The inspector general cannot conduct an independent investigation without access to the deputy files. But the office will review the sheriff's inquiries to "make sure they are done in a correct way," Huntsman said. If better training or changes to in-field tactics are necessary, his office will follow up with recommended changes, he said.
Huntsman had no comment on the specifics of the shooting. But he noted that deputies often have seconds to make a life-or-death decision based on spotty information and rapidly changing events.
"We have to come up with the best possible tools for them to have a better outcome," Huntsman said. "It's a very difficult thing to do.
We have tragic outcomes when people are being pushed to their limits and have seconds to react."
Sheriff's officials said deputies tried to arrest Ramirez around 5 p.m. Friday on parole violations when he fled. He exchanged gunfire with deputies before breaking into the Mendoza home in the 9000 block of Rosehedge Drive, officials said.
As deputies rushed through the front door and began evacuating the home's residents, Mendoza appeared in the doorway and a deputy shot him twice, mistaking him for the fleeing suspect, sheriff's officials said.
When deputies realized their mistake, they tried to aid Mendoza, Chief of Detectives Bill McSweeney said, but he was dead by the time paramedics reached him.
McSweeney said the deputy who fired at Mendoza was an 11-year veteran with "a very fine record." He declined to release the deputy's name.
On Sunday, someone planted a small, plastic cross in the frontyard of the Mendoza home. A bouquet of flowers lay on the front steps, not far from a rusted swing.
The front door was hung with a plastic sheet as a cleanup crew went about their work. Deputies in cruisers were parked near the home throughout the day.
Connie Monge, 83, said she has lived next door to Mendoza and his wife for 30 years. Frank Mendoza was a baker and liked to tinker with cars, but was a private man who stayed to himself, she said.
On Friday night, she and her son heard the "pop, pop, pop" of bullets and watched in disbelief as helicopters swarmed overhead for hours. Learning that Mendoza had been killed was devastating, she said.
"I can't get over it," Monge said. "I close my eyes and see his face. I can't believe they shot him. That man was a good man."
The incident comes four months after John Winkler, a TV production assistant, was hit in the chest when three deputies fired on him as he and another hostage rushed out of an apartment unit where they were being held. A second hostage was shot in the leg but survived.

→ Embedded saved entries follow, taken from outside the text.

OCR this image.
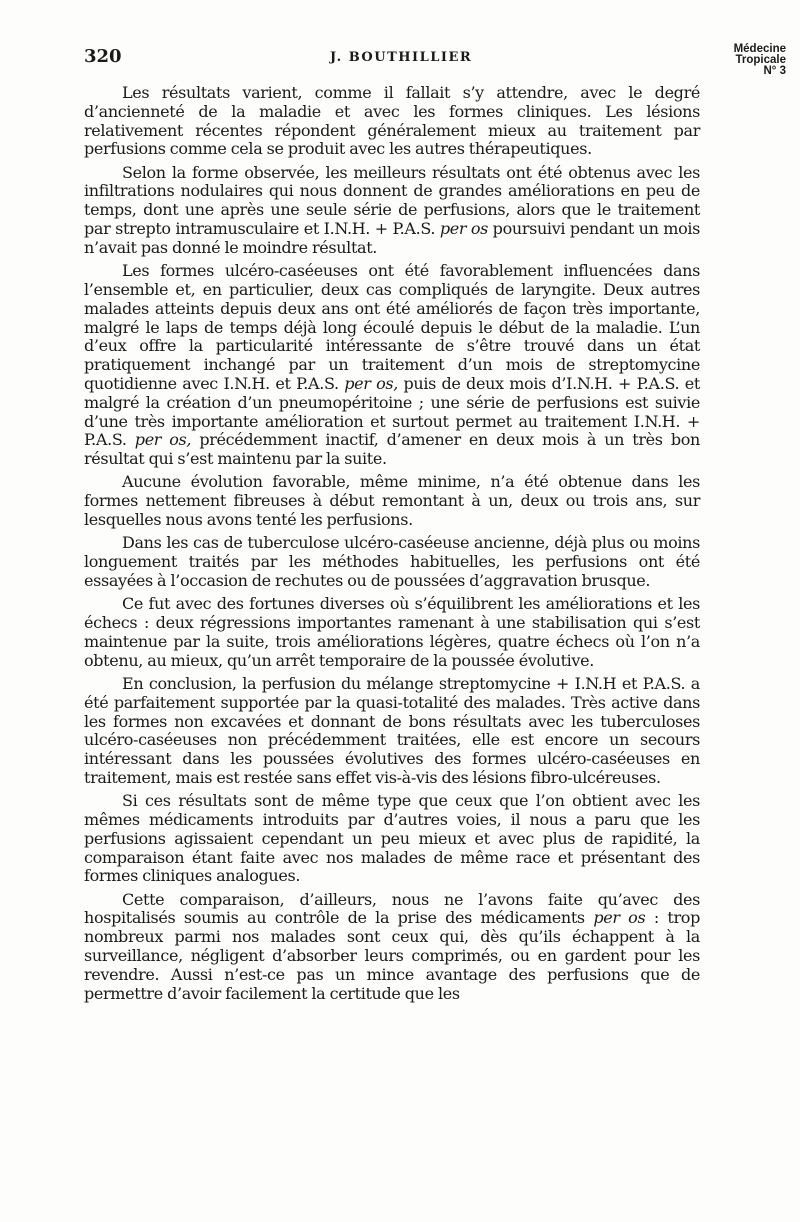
320	J. BOUTHILLIER
Médecine
Tropicale
N° 3

Les résultats varient, comme il fallait s’y attendre, avec le degré d’ancienneté de la maladie et avec les formes cliniques. Les lésions relativement récentes répondent généralement mieux au traitement par perfusions comme cela se produit avec les autres thérapeutiques.

Selon la forme observée, les meilleurs résultats ont été obtenus avec les infiltrations nodulaires qui nous donnent de grandes améliorations en peu de temps, dont une après une seule série de perfusions, alors que le traitement par strepto intramusculaire et I.N.H. + P.A.S. per os poursuivi pendant un mois n’avait pas donné le moindre résultat.

Les formes ulcéro-caséeuses ont été favorablement influencées dans l’ensemble et, en particulier, deux cas compliqués de laryngite. Deux autres malades atteints depuis deux ans ont été améliorés de façon très importante, malgré le laps de temps déjà long écoulé depuis le début de la maladie. L’un d’eux offre la particularité intéressante de s’être trouvé dans un état pratiquement inchangé par un traitement d’un mois de streptomycine quotidienne avec I.N.H. et P.A.S. per os, puis de deux mois d’I.N.H. + P.A.S. et malgré la création d’un pneumopéritoine ; une série de perfusions est suivie d’une très importante amélioration et surtout permet au traitement I.N.H. + P.A.S. per os, précédemment inactif, d’amener en deux mois à un très bon résultat qui s’est maintenu par la suite.

Aucune évolution favorable, même minime, n’a été obtenue dans les formes nettement fibreuses à début remontant à un, deux ou trois ans, sur lesquelles nous avons tenté les perfusions.

Dans les cas de tuberculose ulcéro-caséeuse ancienne, déjà plus ou moins longuement traités par les méthodes habituelles, les perfusions ont été essayées à l’occasion de rechutes ou de poussées d’aggravation brusque.

Ce fut avec des fortunes diverses où s’équilibrent les améliorations et les échecs : deux régressions importantes ramenant à une stabilisation qui s’est maintenue par la suite, trois améliorations légères, quatre échecs où l’on n’a obtenu, au mieux, qu’un arrêt temporaire de la poussée évolutive.

En conclusion, la perfusion du mélange streptomycine + I.N.H et P.A.S. a été parfaitement supportée par la quasi-totalité des malades. Très active dans les formes non excavées et donnant de bons résultats avec les tuberculoses ulcéro-caséeuses non précédemment traitées, elle est encore un secours intéressant dans les poussées évolutives des formes ulcéro-caséeuses en traitement, mais est restée sans effet vis-à-vis des lésions fibro-ulcéreuses.

Si ces résultats sont de même type que ceux que l’on obtient avec les mêmes médicaments introduits par d’autres voies, il nous a paru que les perfusions agissaient cependant un peu mieux et avec plus de rapidité, la comparaison étant faite avec nos malades de même race et présentant des formes cliniques analogues.

Cette comparaison, d’ailleurs, nous ne l’avons faite qu’avec des hospitalisés soumis au contrôle de la prise des médicaments per os : trop nombreux parmi nos malades sont ceux qui, dès qu’ils échappent à la surveillance, négligent d’absorber leurs comprimés, ou en gardent pour les revendre. Aussi n’est-ce pas un mince avantage des perfusions que de permettre d’avoir facilement la certitude que les
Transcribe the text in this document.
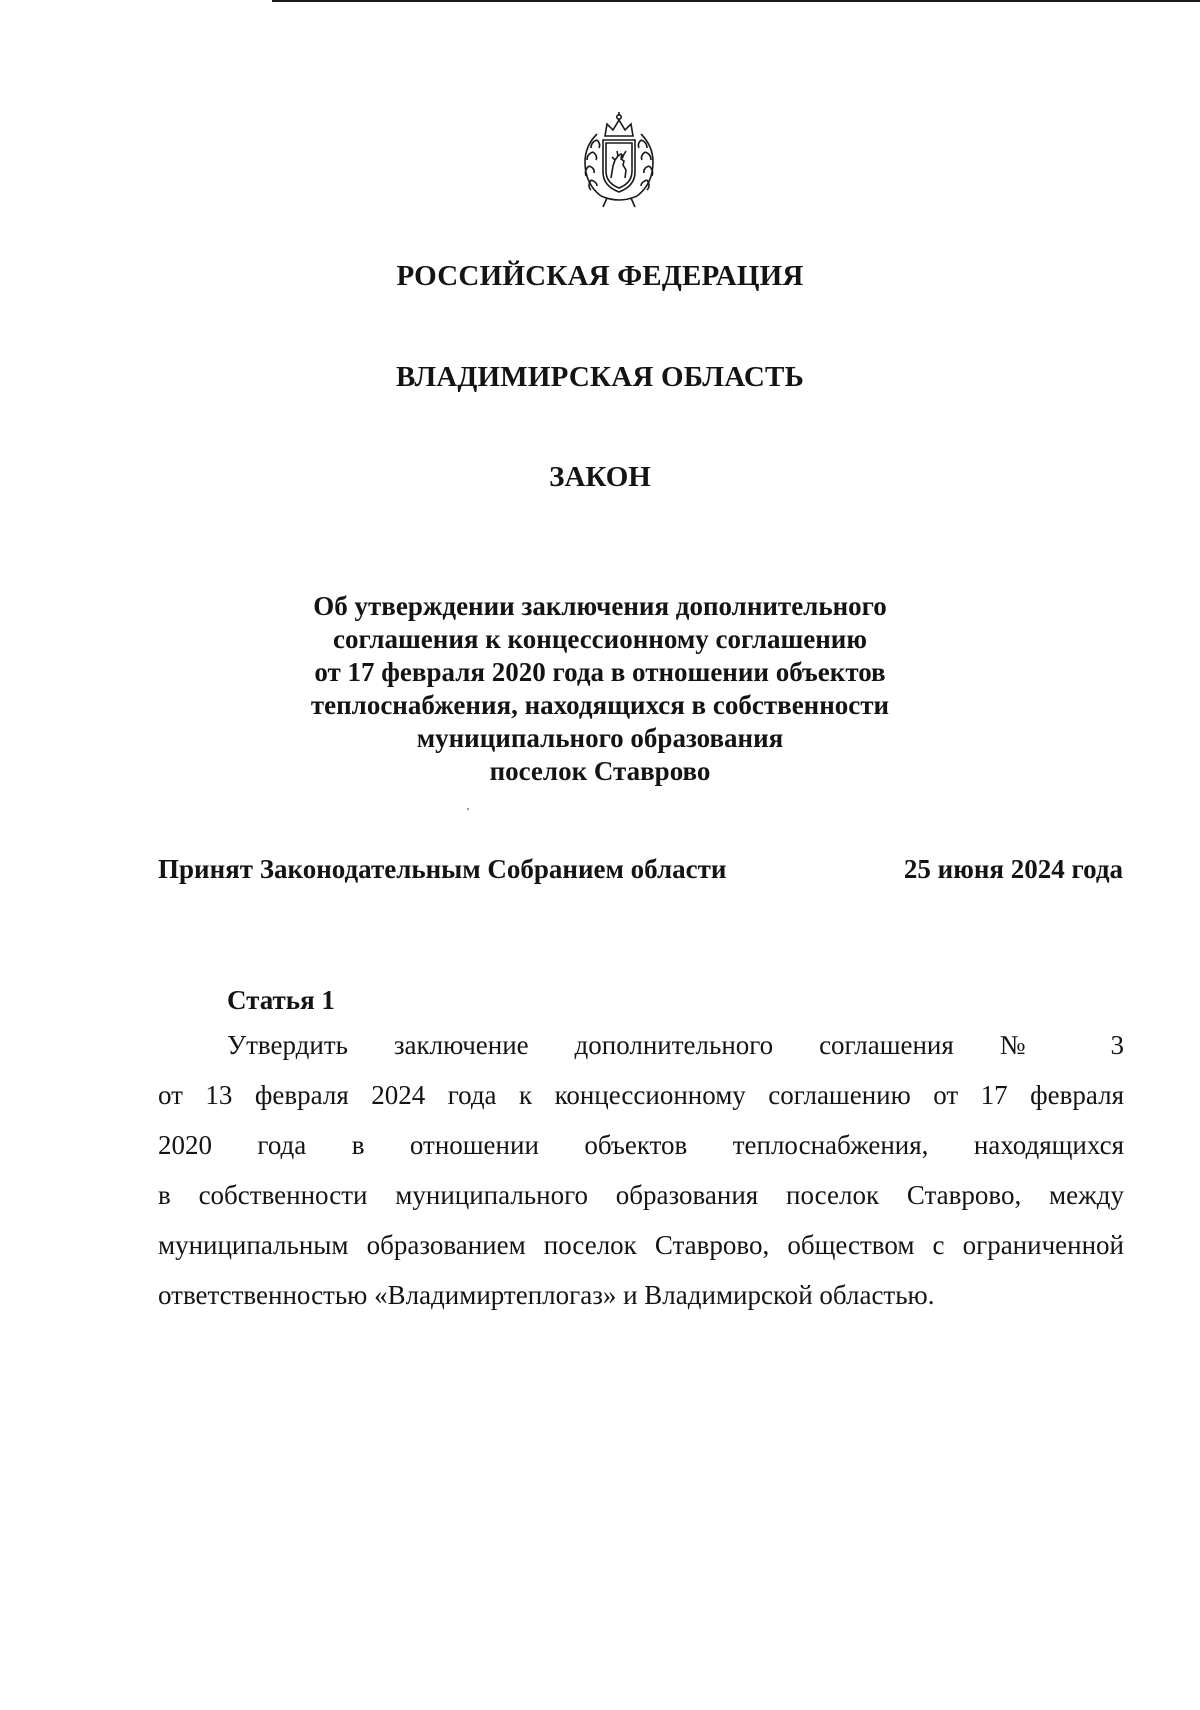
РОССИЙСКАЯ ФЕДЕРАЦИЯ
ВЛАДИМИРСКАЯ ОБЛАСТЬ
ЗАКОН
Об утверждении заключения дополнительного
соглашения к концессионному соглашению
от 17 февраля 2020 года в отношении объектов
теплоснабжения, находящихся в собственности
муниципального образования
поселок Ставрово
Принят Законодательным Собранием области	25 июня 2024 года
Статья 1
Утвердить заключение дополнительного соглашения № 3
от 13 февраля 2024 года к концессионному соглашению от 17 февраля
2020 года в отношении объектов теплоснабжения, находящихся
в собственности муниципального образования поселок Ставрово, между
муниципальным образованием поселок Ставрово, обществом с ограниченной
ответственностью «Владимиртеплогаз» и Владимирской областью.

In that case, a sheriff's official said Winkler fit the general description of the suspect as he ran out of the apartment. When deputies realized that a fight was still taking place inside the unit, they ran in and subdued the suspect, who was attacking a third man.
In that shooting, the suspect, 27-year-old Alexander McDonald, and Winkler, 30, were close in age and build. In the Pico Rivera incident, the suspect was 30 years younger than the man killed by the sheriff's deputy.